The Medicare donut hole has been one of those perplexing concepts since it earned its nickname. It is rather confusing to understanding when the donut hole starts and what amounts are covered in relation to prescription drugs.
"The actual name of the donut hole in Medicare Part D plans is a coverage gap," explained Clelland Green, RHU, CEO Benepath Inc. "And it is one of those concepts that everyone enrolling in Medicare needs to understand. As an agent, this is one of the areas you need to spend time on when educating your clients."
The donut hole begins when a customer and their Medicare drug plan (Part D prescription drugs) have spent a certain amount of money on drugs. That amount for 2016 is $3,319. Once that "hole" or "gap" has been reached, the insured pays 45 percent of the plan's cost for name-brand prescription drugs that are covered.
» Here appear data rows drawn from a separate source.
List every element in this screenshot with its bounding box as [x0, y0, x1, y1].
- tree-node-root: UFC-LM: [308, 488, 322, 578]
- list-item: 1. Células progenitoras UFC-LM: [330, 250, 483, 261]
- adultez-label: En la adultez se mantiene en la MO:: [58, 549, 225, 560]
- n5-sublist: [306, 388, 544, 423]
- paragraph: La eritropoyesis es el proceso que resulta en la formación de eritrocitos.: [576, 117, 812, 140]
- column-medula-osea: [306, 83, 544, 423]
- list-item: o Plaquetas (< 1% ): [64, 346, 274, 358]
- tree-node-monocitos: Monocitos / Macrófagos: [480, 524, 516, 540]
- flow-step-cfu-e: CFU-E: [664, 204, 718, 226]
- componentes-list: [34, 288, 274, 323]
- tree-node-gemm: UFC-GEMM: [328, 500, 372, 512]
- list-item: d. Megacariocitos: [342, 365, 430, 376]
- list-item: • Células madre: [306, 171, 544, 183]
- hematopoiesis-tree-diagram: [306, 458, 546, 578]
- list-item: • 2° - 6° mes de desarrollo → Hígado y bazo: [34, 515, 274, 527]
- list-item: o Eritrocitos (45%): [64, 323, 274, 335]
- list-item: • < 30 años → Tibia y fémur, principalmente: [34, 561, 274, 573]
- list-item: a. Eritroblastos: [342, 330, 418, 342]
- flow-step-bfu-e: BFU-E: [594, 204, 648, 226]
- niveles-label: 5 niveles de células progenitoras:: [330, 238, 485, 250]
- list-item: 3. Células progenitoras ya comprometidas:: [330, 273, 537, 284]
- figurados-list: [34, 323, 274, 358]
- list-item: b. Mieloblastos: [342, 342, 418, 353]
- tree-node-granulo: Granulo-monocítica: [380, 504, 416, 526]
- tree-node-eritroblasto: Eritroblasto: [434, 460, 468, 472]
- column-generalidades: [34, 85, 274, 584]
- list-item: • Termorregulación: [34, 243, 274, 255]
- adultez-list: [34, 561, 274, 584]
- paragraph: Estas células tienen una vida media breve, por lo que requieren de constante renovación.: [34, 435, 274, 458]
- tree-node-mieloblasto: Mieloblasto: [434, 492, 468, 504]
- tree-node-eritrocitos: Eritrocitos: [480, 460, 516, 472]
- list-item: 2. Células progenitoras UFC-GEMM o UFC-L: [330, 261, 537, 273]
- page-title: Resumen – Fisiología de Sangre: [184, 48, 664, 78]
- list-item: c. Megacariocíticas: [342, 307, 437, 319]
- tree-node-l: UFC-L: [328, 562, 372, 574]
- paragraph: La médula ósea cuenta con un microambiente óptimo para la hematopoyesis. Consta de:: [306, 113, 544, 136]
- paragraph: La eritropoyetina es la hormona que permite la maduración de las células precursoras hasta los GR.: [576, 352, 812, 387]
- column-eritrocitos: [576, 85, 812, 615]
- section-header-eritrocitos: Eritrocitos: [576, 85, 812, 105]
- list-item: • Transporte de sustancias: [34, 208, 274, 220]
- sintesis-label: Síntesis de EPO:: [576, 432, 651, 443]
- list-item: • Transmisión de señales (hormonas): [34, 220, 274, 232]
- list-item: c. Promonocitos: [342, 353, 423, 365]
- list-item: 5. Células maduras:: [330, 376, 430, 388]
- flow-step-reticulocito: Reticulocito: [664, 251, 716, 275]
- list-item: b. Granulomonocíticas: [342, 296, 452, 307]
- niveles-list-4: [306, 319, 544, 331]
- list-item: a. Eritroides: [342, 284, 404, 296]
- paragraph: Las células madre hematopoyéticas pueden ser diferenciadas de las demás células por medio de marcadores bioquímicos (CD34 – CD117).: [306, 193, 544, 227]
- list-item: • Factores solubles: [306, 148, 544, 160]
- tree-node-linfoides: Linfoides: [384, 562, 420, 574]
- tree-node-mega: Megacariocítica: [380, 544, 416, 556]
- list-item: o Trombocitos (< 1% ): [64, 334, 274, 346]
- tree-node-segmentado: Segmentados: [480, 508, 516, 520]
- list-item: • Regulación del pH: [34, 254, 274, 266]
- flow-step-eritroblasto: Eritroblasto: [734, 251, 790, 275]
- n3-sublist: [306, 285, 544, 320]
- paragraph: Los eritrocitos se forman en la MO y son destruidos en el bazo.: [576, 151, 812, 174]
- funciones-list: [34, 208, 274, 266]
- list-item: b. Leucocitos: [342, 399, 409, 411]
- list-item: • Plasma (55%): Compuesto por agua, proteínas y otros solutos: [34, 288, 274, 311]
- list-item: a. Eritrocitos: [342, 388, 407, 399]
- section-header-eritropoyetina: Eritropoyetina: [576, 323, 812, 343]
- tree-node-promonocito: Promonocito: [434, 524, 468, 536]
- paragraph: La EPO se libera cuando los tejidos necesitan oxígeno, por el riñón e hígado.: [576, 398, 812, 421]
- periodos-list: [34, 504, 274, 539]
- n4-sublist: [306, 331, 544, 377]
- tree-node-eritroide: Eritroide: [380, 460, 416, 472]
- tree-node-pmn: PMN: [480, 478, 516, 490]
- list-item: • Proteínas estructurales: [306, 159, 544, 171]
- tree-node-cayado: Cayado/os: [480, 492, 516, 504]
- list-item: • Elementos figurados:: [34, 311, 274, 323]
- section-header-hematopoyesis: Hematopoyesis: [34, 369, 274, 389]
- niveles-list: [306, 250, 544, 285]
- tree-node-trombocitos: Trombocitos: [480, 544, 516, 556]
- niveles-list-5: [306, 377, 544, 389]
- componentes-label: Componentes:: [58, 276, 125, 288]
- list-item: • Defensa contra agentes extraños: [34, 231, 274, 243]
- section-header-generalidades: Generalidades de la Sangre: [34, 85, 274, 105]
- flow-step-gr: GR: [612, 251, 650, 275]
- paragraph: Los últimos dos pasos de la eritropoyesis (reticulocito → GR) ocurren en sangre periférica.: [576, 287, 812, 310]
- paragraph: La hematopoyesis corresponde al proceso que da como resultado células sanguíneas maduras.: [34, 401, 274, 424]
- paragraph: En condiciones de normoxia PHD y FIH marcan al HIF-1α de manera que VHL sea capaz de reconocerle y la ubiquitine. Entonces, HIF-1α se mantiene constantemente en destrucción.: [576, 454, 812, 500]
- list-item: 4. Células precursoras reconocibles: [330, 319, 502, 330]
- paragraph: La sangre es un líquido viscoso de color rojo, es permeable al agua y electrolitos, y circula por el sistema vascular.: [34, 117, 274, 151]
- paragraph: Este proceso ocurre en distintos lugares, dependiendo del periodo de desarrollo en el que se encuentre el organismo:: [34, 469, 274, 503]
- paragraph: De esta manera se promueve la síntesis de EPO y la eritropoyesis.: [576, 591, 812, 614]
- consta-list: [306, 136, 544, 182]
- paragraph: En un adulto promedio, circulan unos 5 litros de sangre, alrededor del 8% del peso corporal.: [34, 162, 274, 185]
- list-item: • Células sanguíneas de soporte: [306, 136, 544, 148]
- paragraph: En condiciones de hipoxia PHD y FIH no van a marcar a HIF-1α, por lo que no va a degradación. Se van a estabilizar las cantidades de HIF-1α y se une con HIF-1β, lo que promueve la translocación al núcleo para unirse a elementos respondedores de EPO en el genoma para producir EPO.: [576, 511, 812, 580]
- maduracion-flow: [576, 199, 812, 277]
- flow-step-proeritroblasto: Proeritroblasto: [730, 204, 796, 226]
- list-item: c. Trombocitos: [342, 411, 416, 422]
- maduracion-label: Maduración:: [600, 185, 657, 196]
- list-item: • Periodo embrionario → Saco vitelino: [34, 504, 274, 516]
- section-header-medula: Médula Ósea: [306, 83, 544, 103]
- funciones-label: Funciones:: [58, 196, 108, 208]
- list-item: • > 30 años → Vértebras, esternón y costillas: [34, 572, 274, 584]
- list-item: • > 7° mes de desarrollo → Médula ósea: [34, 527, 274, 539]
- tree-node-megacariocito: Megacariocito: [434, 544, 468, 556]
"Here is where things get a bit confusing," indicated Green, "even though a customer only pays 45 percent of a brand-name drug, what the customer pays plus the 50 percent discount from the drug maker also counts. Those two figures help beneficiaries get out of the gap."
The bottom line is that Medicare Part D, prescription drug plan recipients only remain in the gap until actual out-of-pocket expenses are higher than the plan's stated limit. Agents refer to this as the beneficiary's TrOOP, true out-of-pocket expenses.
"Selling Medicare coverage and Medicare supplement plans is a good niche to build your insurance agency into a force to be reckoned with," Green added. "Know your product. Work with integrity, demonstrate your product knowledge and provide good service. Those qualities are the stepping stones to success."